The two L'homme armé Masses of Josquin, which make up the second disc of this set, at first sight seem to be worlds apart: one might guess that Super voces musicales was a medieval composition and Sexti toni a mature Renaissance one. In fact the manuscript evidence suggests that they were roughly coeval; and they were published together by Petrucci in 1502 (in the same collection as the Missa La sol fa re mi). In choosing to paraphrase the popular L'homme armé melody, Josquin was contributing to a tradition which was already several decades old, which would continue for many more, and which would finally yield thirty-one settings by composers across the whole of Europe.

The title Super voces musicales indicates that the melody is quoted in turn on every note of the hexachord, almost always in the tenor part. The complications inherent in this are fascinating to follow. The ascent starts on C in the Kyrie, proceeds to D in the Gloria, to E in the Credo, F in the Sanctus (given again, complete, in both ‘Osannas'), G in the first Agnus Dei (incomplete) and A in the third (by which time it has at last become too high for the ‘tenors' to sing and has been transferred to the top part). The only sections to be completely free of it are ‘Pleni sunt caeli' in the Sanctus, the Benedictus and the second Agnus Dei, of which the two latter are mensuration canons for two and three voices respectively. The second Agnus Dei is made particularly complicated in that the top part is given the canon in triple time against the different duples of the two parts beneath it. The second halves of the Gloria and Credo (beginning at ‘Qui tollis' and ‘Et incarnatus est') are based on the melody in strict retrograde, with the Credo containing one more statement of the melody, the right way round, from ‘Confiteor' in a syncopated rhythm. This kind of mathematical framework for a four-voice Mass is what calls medieval compositional practice to mind; such things were much rarer in the sixteenth century, and are not found in the same way in Josquin's Sexti toni setting.
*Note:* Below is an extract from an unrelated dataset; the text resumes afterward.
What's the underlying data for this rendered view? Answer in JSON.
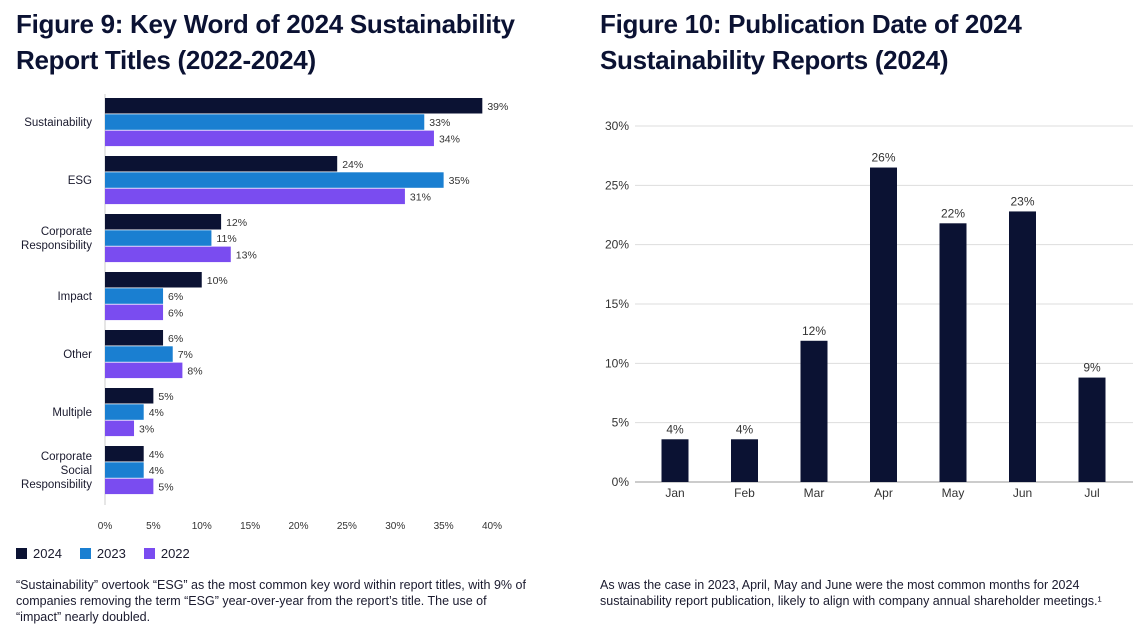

His Mass Sexti toni (‘in the sixth mode') is so called because he has transposed the melody to make its final note F (as opposed to the more normal G), giving it a major-key tonality. Much of this music has a more relaxed air than the other Masses in this set, though en route Josquin can be heard trying out new speeds, new rhythms and new scorings for the tune, now complete, now with a few notes used as the basis for an ostinato pattern or a canon. However the wide overall range of the four voice-parts brings to the writing the kind of sonority which is associated with Palestrina and the High Renaissance, rather than the more cramped textures of Dufay and Ockeghem, and the general impression is one of a broader sweep. The only exception is the final Agnus Dei which not only adds two new voice-parts, making six in total, but adopts a compositional method which certainly harks back to the ‘medieval' world of Super voces musicales. Taking an idea he used in that setting - of quoting the L'homme armé melody forwards and backwards in consecutive statements - Josquin here quotes it forwards and backwards at the same time. These statements form the lowest two parts of a six-voice texture, above which the upper voices revolve in two paired canons at the unison. This creates a sound-world all of its own - which since this recording was originally released in 1989 has been much discussed - reminding listeners not only of Josquin and the nascent sixteenth century but also of the methods of such modern minimalist composers as Philip Glass. It is a definition of super-stars that they are not only profoundly of their time, but through that profundity acquire a relevance for all time. In the last Agnus of his Missa Sexti toni Josquin proves that maxim gloriously.